I don’t want to rag on Dallas men. It is awkwardness squared to build an online dating profile. But I can’t help noticing that women, so accustomed to being judged for their appearance, are aces in this department, while men’s photos look like mugshots. I wonder if there’s some macho self-consciousness about the very act of taking a photo, as though a flattering picture is somehow feminine? After all, Don Draper wouldn’t be caught dead taking a selfie. (Ooh, Tumblr idea: “Don Draper’s selfies.” You’re welcome, internet.)

Perhaps most baffling among these ill-considered photos is the ubiquitous profile picture snapped in the front seat of a car. As everyone knows, nothing flatters like a seat belt. I realize women take these pictures, too, but I saw so many men doing this, and I am confounded by the mental process leading up to it. Here you are, sitting in traffic. Is there anything you need to do right now? Oh, yes: take the defining photo of yourself.

But this can’t-be-bothered quality can be seen in Dallas men’s wardrobe as well. I’ve written about this before, as it stands in such contrast to the wedding-cake ornamentation of our city’s ladies. But for the men of Dallas, it’s like clothes just happened to them. This is not a value judgement. My brother (one of the best men I know) spent several years wearing little else but Polo shirts. He’s an engineer, not interested in shopping, and I understood this as a combination of aspirational branding and total fashion indifference. There was also a comfort quality. He liked what he liked, and he stuck to it.
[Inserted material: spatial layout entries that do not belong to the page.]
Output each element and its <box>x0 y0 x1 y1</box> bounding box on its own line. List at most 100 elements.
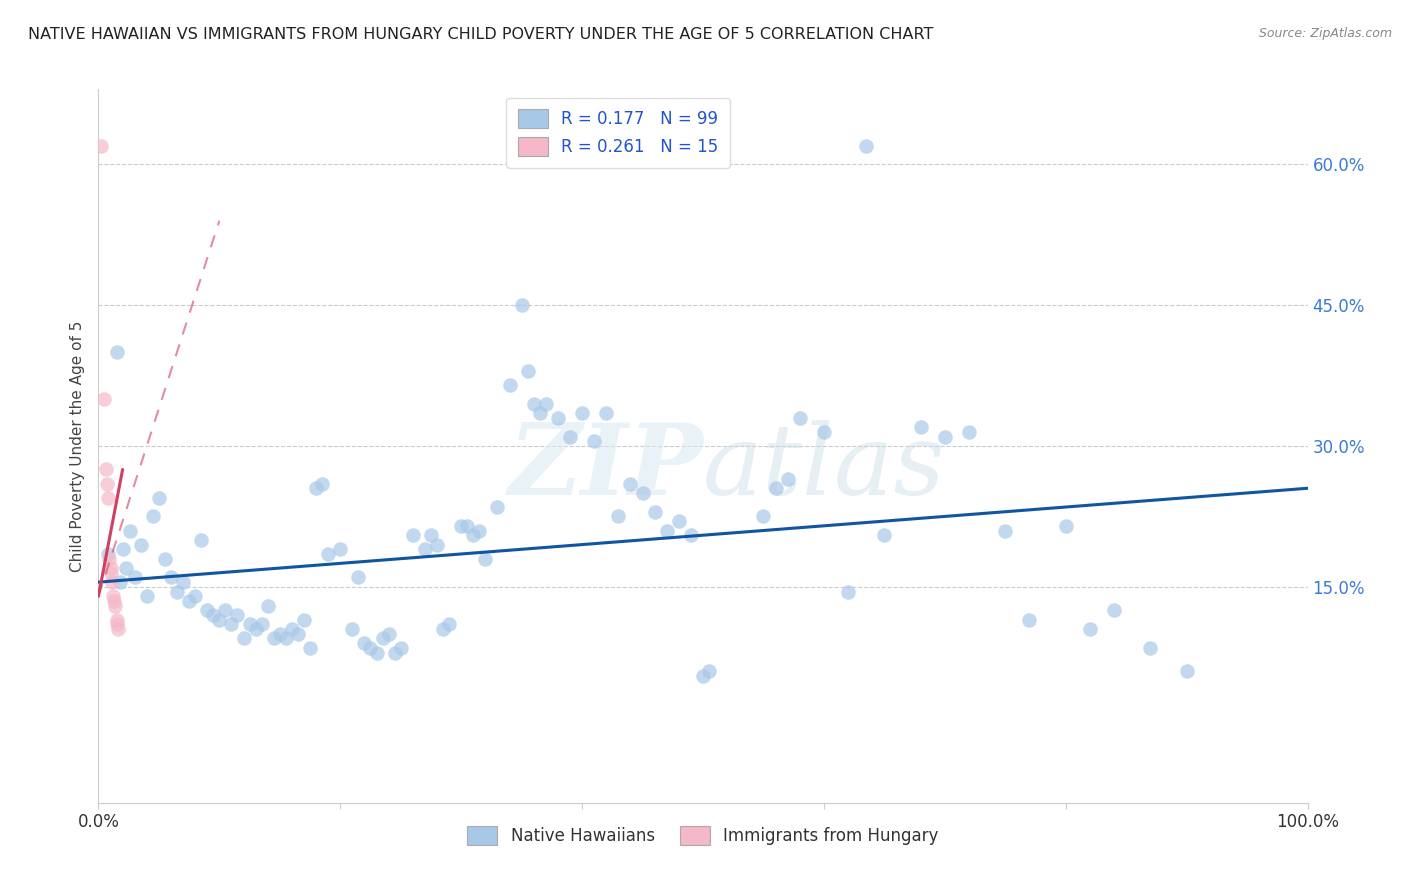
Point <box>1102 603 1125 617</box>
Point <box>93 392 115 406</box>
Point <box>426 538 449 552</box>
Point <box>115 561 138 575</box>
Point <box>190 533 212 547</box>
Point <box>366 646 388 660</box>
Point <box>855 138 877 153</box>
Point <box>108 575 131 590</box>
Point <box>486 500 509 514</box>
Point <box>516 364 538 378</box>
Point <box>450 518 472 533</box>
Point <box>148 491 170 505</box>
Point <box>644 505 666 519</box>
Point <box>195 603 218 617</box>
Point <box>595 406 617 420</box>
Point <box>910 420 932 434</box>
Point <box>837 584 859 599</box>
Point <box>534 397 557 411</box>
Point <box>377 627 399 641</box>
Point <box>402 528 425 542</box>
Point <box>105 617 128 632</box>
Point <box>124 570 146 584</box>
Point <box>523 397 546 411</box>
Text: NATIVE HAWAIIAN VS IMMIGRANTS FROM HUNGARY CHILD POVERTY UNDER THE AGE OF 5 CORR: NATIVE HAWAIIAN VS IMMIGRANTS FROM HUNGA… <box>28 27 934 42</box>
Point <box>226 607 249 622</box>
Point <box>571 406 593 420</box>
Point <box>384 646 406 660</box>
Point <box>274 632 297 646</box>
Point <box>166 584 188 599</box>
Point <box>263 632 285 646</box>
Text: ZIP: ZIP <box>508 419 703 516</box>
Point <box>510 298 533 312</box>
Text: Source: ZipAtlas.com: Source: ZipAtlas.com <box>1258 27 1392 40</box>
Point <box>558 429 581 443</box>
Point <box>934 429 956 443</box>
Point <box>957 425 980 439</box>
Point <box>90 138 112 153</box>
Point <box>232 632 254 646</box>
Point <box>214 603 236 617</box>
Point <box>135 589 157 603</box>
Point <box>97 491 120 505</box>
Point <box>316 547 339 561</box>
Point <box>1139 640 1161 655</box>
Point <box>353 636 375 650</box>
Point <box>94 462 117 476</box>
Point <box>468 524 491 538</box>
Point <box>105 613 128 627</box>
Point <box>420 528 443 542</box>
Point <box>607 509 630 524</box>
Point <box>583 434 606 449</box>
Point <box>776 472 799 486</box>
Point <box>153 551 176 566</box>
Point <box>100 561 122 575</box>
Point <box>239 617 262 632</box>
Point <box>118 524 141 538</box>
Point <box>655 524 678 538</box>
Point <box>679 528 702 542</box>
Point <box>765 481 787 495</box>
Point <box>97 547 120 561</box>
Point <box>1054 518 1077 533</box>
Point <box>413 542 436 557</box>
Point <box>389 640 412 655</box>
Point <box>994 524 1017 538</box>
Point <box>208 613 231 627</box>
Point <box>202 607 225 622</box>
Point <box>256 599 278 613</box>
Point <box>631 486 654 500</box>
Point <box>619 476 641 491</box>
Point <box>292 613 315 627</box>
Point <box>529 406 551 420</box>
Point <box>281 622 304 636</box>
Point <box>360 640 382 655</box>
Point <box>347 570 370 584</box>
Point <box>172 575 194 590</box>
Point <box>1175 665 1198 679</box>
Point <box>104 599 127 613</box>
Point <box>311 476 333 491</box>
Point <box>250 617 273 632</box>
Point <box>101 589 124 603</box>
Point <box>111 542 134 557</box>
Point <box>107 622 129 636</box>
Point <box>142 509 165 524</box>
Point <box>98 551 121 566</box>
Point <box>342 622 364 636</box>
Point <box>463 528 485 542</box>
Point <box>697 665 720 679</box>
Point <box>100 575 122 590</box>
Point <box>813 425 835 439</box>
Point <box>474 551 496 566</box>
Point <box>789 410 811 425</box>
Point <box>179 594 201 608</box>
Point <box>129 538 152 552</box>
Point <box>1078 622 1101 636</box>
Point <box>103 594 125 608</box>
Point <box>371 632 394 646</box>
Point <box>873 528 896 542</box>
Point <box>96 476 118 491</box>
Y-axis label: Child Poverty Under the Age of 5: Child Poverty Under the Age of 5 <box>69 320 84 572</box>
Point <box>752 509 775 524</box>
Point <box>287 627 309 641</box>
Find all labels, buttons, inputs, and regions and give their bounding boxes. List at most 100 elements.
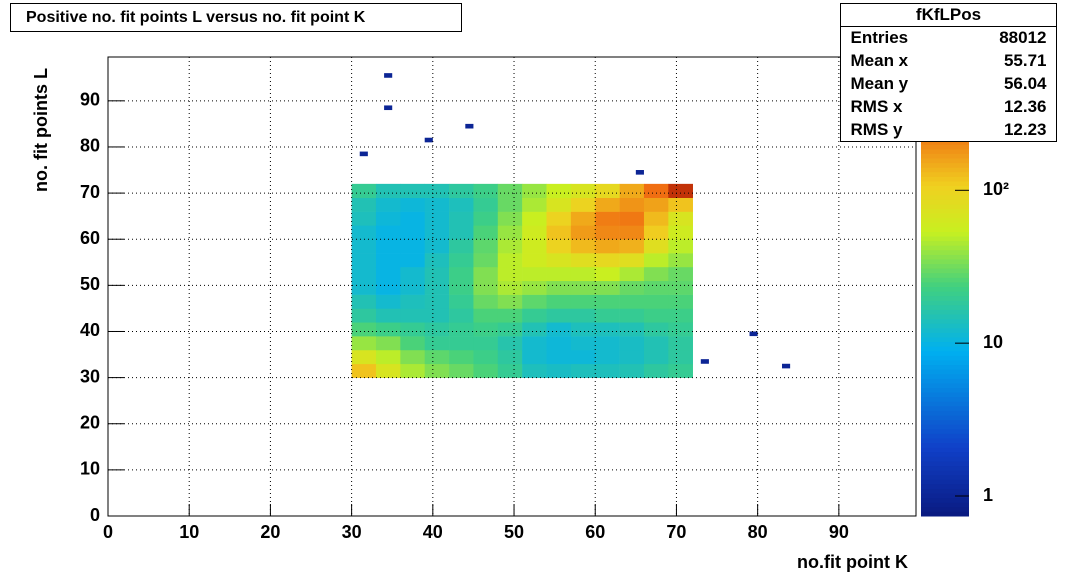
heatmap-cell [643, 266, 669, 282]
colorbar-segment [921, 378, 969, 384]
stats-label: Mean y [851, 74, 909, 93]
heatmap-cell [570, 253, 596, 268]
colorbar-segment [921, 511, 969, 517]
heatmap-cell [497, 294, 523, 309]
heatmap-cell [668, 253, 693, 268]
colorbar-segment [921, 410, 969, 416]
stats-value: 56.04 [1004, 74, 1047, 93]
heatmap-cell [643, 183, 669, 198]
heatmap-cell [400, 308, 426, 323]
heatmap-cell [668, 266, 693, 282]
heatmap-cell [351, 197, 377, 212]
heatmap-cell [595, 253, 620, 268]
heatmap-cell [619, 239, 645, 254]
heatmap-cell [619, 280, 645, 295]
colorbar-segment [921, 460, 969, 467]
heatmap-cell [619, 253, 645, 268]
colorbar-segment [921, 483, 969, 489]
heatmap-cell [643, 336, 669, 351]
heatmap-cell [424, 197, 450, 212]
x-tick-label: 70 [666, 522, 686, 542]
colorbar-segment [921, 148, 969, 154]
heatmap-cell [546, 253, 572, 268]
heatmap-cell [570, 225, 596, 240]
colorbar-segment [921, 327, 969, 333]
heatmap-cell [424, 322, 450, 337]
heatmap-cell [595, 211, 620, 226]
colorbar-segment [921, 268, 969, 274]
colorbar-segment [921, 208, 969, 214]
colorbar-segment [921, 314, 969, 320]
heatmap-cell [619, 336, 645, 351]
heatmap-cell [643, 349, 669, 365]
heatmap-cell [522, 266, 547, 282]
heatmap-cell [643, 253, 669, 268]
heatmap-cell [570, 280, 596, 295]
heatmap-cell [668, 183, 693, 198]
heatmap-cell [449, 363, 474, 378]
heatmap-cell [522, 294, 547, 309]
heatmap-cell [449, 266, 474, 282]
heatmap-cell [351, 183, 377, 198]
colorbar-segment [921, 336, 969, 343]
colorbar-segment [921, 139, 969, 145]
stats-label: RMS x [851, 97, 904, 116]
heatmap-cell [668, 349, 693, 365]
heatmap-cell [643, 308, 669, 323]
heatmap-cell [375, 294, 401, 309]
heatmap-cell [619, 294, 645, 309]
colorbar-segment [921, 199, 969, 205]
heatmap-cell [473, 308, 499, 323]
heatmap-cell [473, 322, 499, 337]
heatmap-cell [570, 197, 596, 212]
heatmap-cell [473, 197, 499, 212]
colorbar-segment [921, 332, 969, 338]
colorbar-segment [921, 258, 969, 265]
heatmap-cell [546, 183, 572, 198]
heatmap-cell [351, 266, 377, 282]
heatmap-cell [424, 349, 450, 365]
colorbar-segment [921, 153, 969, 159]
heatmap-cell [424, 211, 450, 226]
heatmap-cell [351, 294, 377, 309]
colorbar-segment [921, 506, 969, 512]
heatmap-point [465, 123, 474, 129]
stats-value: 12.23 [1004, 120, 1047, 139]
heatmap-cell [570, 239, 596, 254]
heatmap-cell [619, 197, 645, 212]
heatmap-cell [473, 253, 499, 268]
colorbar-segment [921, 254, 969, 260]
heatmap-cell [522, 239, 547, 254]
heatmap-cell [375, 197, 401, 212]
plot-frame [107, 56, 917, 517]
heatmap-point [384, 73, 393, 78]
stats-value: 55.71 [1004, 51, 1047, 70]
colorbar-segment [921, 245, 969, 251]
colorbar-segment [921, 203, 969, 209]
heatmap-cell [449, 308, 474, 323]
heatmap-cell [497, 363, 523, 378]
colorbar-segment [921, 277, 969, 283]
heatmap-cell [375, 308, 401, 323]
heatmap-cell [400, 363, 426, 378]
heatmap-cell [497, 253, 523, 268]
z-tick-label: 1 [983, 485, 993, 505]
y-tick-label: 20 [80, 412, 100, 432]
y-tick-label: 40 [80, 320, 100, 340]
colorbar-segment [921, 300, 969, 306]
heatmap-cell [424, 308, 450, 323]
x-tick-label: 50 [504, 522, 524, 542]
heatmap-cell [522, 211, 547, 226]
heatmap-cell [375, 336, 401, 351]
heatmap-cell [595, 197, 620, 212]
heatmap-cell [546, 336, 572, 351]
heatmap-cell [375, 266, 401, 282]
heatmap-cell [668, 336, 693, 351]
heatmap-cell [522, 183, 547, 198]
heatmap-cell [595, 183, 620, 198]
colorbar-segment [921, 373, 969, 379]
colorbar-segment [921, 350, 969, 356]
heatmap-point [384, 105, 393, 111]
heatmap-cell [400, 280, 426, 295]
Where Dallas guys do get wacky in their wardrobe is when it comes to sports. So many novelty jerseys and goofy college insignias. Data from Match.com, based here in the city, confirms that North Texas users are more likely to play sports than the rest of the country, especially football. (More fun Dallas data: the favorite first date spot is a steakhouse.) Meanwhile, going to the gym is so popular that when I did a search for nearby men who work out five or more times a week, I got 200 pages of results. Not 200 men. But 200 pages of them.

Of course, none of this is exclusive to Dallas men. Guys across the country watch the Cowboys, follow the P90X workout, and shoot clumsy photos of themselves on the way to their sales jobs. But put all these data points together and you start to see the outline of your typical Dallas guy. I asked a gay friend from Brooklyn to evaluate Dallas men on OkCupid, and he saw one more quality: sincerity. Less urban snark, more Christian earnestness. (If you want to stand out on Dallas dating sites, say that you are an atheist.) He looked at gay men, too, and described Dallas gays as “clean-shaven and well-moisturized.”

There were other things he noticed, too: hunting and fishing and trucks. Things that have stopped scanning to me as specifically Texan, which must mean I’m fully reintegrated now. These days, what snags my attention on dating sites is one of those guys so crackling with personality that you can just feel it on the page. The velvet smoking jacket. The eccentric beard. I take back what I said before. Dallas is a big city, and we do have plenty of artsy weirdos here, too. Maybe I won’t have to move to Denton after all.